Le Pen prête à accueillir les opposants au gouvernement

La présidente du Front national Marine Le Pen a assuré dimanche qu'elle accueillerait avec "beaucoup de bonne volonté" ceux qui voudraient la rejoindre dans son "combat d'opposition" contre le gouvernement Ayrault, qui s'est "crashé au décollage" selon elle. [AFP] La présidente du Front national Marine Le Pen a assuré dimanche qu'elle accueillerait avec "beaucoup de bonne volonté" ceux qui voudraient la rejoindre dans son "combat d'opposition" contre le gouvernement Ayrault, qui s'est "crashé au décollage" selon elle. [AFP]

La présidente du Front national Marine Le Pen a assuré dimanche qu'elle accueillerait avec "beaucoup de bonne volonté" ceux qui voudraient la rejoindre dans son "combat d'opposition" contre le gouvernement Ayrault, qui s'est "crashé au décollage" selon elle.

"Je crois que les Français ont démontré dans le vote qu'ils ont exprimé aux élections présidentielles qu'ils entendaient me confier le leadership de ce combat d'opposition, de ce combat pour la patrie et la nation, mais j'y accueillerai avec beaucoup de sincérité et beaucoup de bonne volonté tous ceux qui veulent y participer", a déclaré Mme Le Pen, lors d'un déplacement à la braderie d'Hénin-Beaumont (Pas-de-Calais), où elle est implantée depuis plusieurs années.

Elle faisait référence aux propos du souverainiste Nicolas Dupont-Aignan, qui s'est dépeint samedi en "rassembleur des patriotes" et qui l'a appelée à abandonner "l'obsession identitaire" pour entamer un dialogue.

"Je regrette que M. Dupont-Aignan n'ait pas ouvert ce dialogue durant les élections présidentielles et législatives", a dit la présidente du FN. "Nous avons énormément de points communs sur le plan politique et il faut qu'à un moment donné dans l'histoire d'un pays l'ensemble des bonnes volontés se rassemblent", a-t-elle ajouté.

Mme Le Pen a vertement critiqué l'action du gouvernement de Jean-Marc Ayrault et averti que le FN, seul capable selon elle de sortir la France de la crise actuelle, préparait déjà les élections municipales de 2014.

"Quand l'avion se crashe au décollage, il y a très peu de chance pour qu'il réussisse à nouveau son envol", a déclaré Mme Le Pen.

Selon elle, "les PME, les PMI et les classes moyennes seront les grandes perdantes" des réformes gouvernementales car "rien dans ce que prépare le gouvernement ne permet de penser qu'il y a la moindre piste pour créer de la richesse et de l'emploi dans notre pays".

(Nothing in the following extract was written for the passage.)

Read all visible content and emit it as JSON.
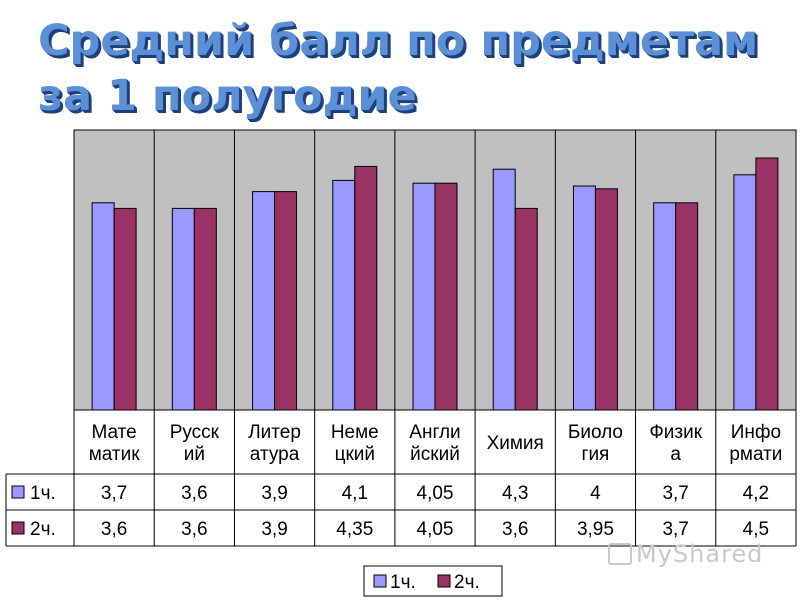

"Comme d'habitude, ce sont les plus gros qui s'en sortiront tranquillement", a-t-elle déploré, regrettant que l'exécutif s'attache davantage à "sauver l'euro" plutôt que "l'économie réelle de notre pays".

"Pour recréer une véritable richesse dans notre pays et donc de l'emploi, il faut des mesures de protections aux frontières et retrouver notre indépendance économique et monétaire", a-t-elle affirmé.

Parmi les "chantiers fondamentaux" que prépare le FN figure celui "des implantations locales", a annoncé Mme Le Pen, qui souhaite "exporter le modèle d'Hénin-Beaumont au pays".

"Nous allons travailler dès maintenant pour les municipales" et "nous allons continuer et accélérer le chantier de notre insertion dans la société civile. Nous serons partout, que nos adversaires le sachent", a-t-elle prévenu.

"Nous serons dans tous les débats, nous serons dans la société civile, nous serons dans l'ensemble des enjeux électoraux qui s'amorcent et nous serons bien sûr dans l'ensemble des grandes problématiques que cherche à éviter le gouvernement et qui pourtant influent sur la vie des Français", a-t-elle ajouté.

Après une promenade dans les allées de la braderie, où elle a signé des tracts de son parti et s'est fait prendre en photo avec des sympathisants, Mme Le Pen s'est adressée aux militants de son parti, dans les locaux de la permanence du FN.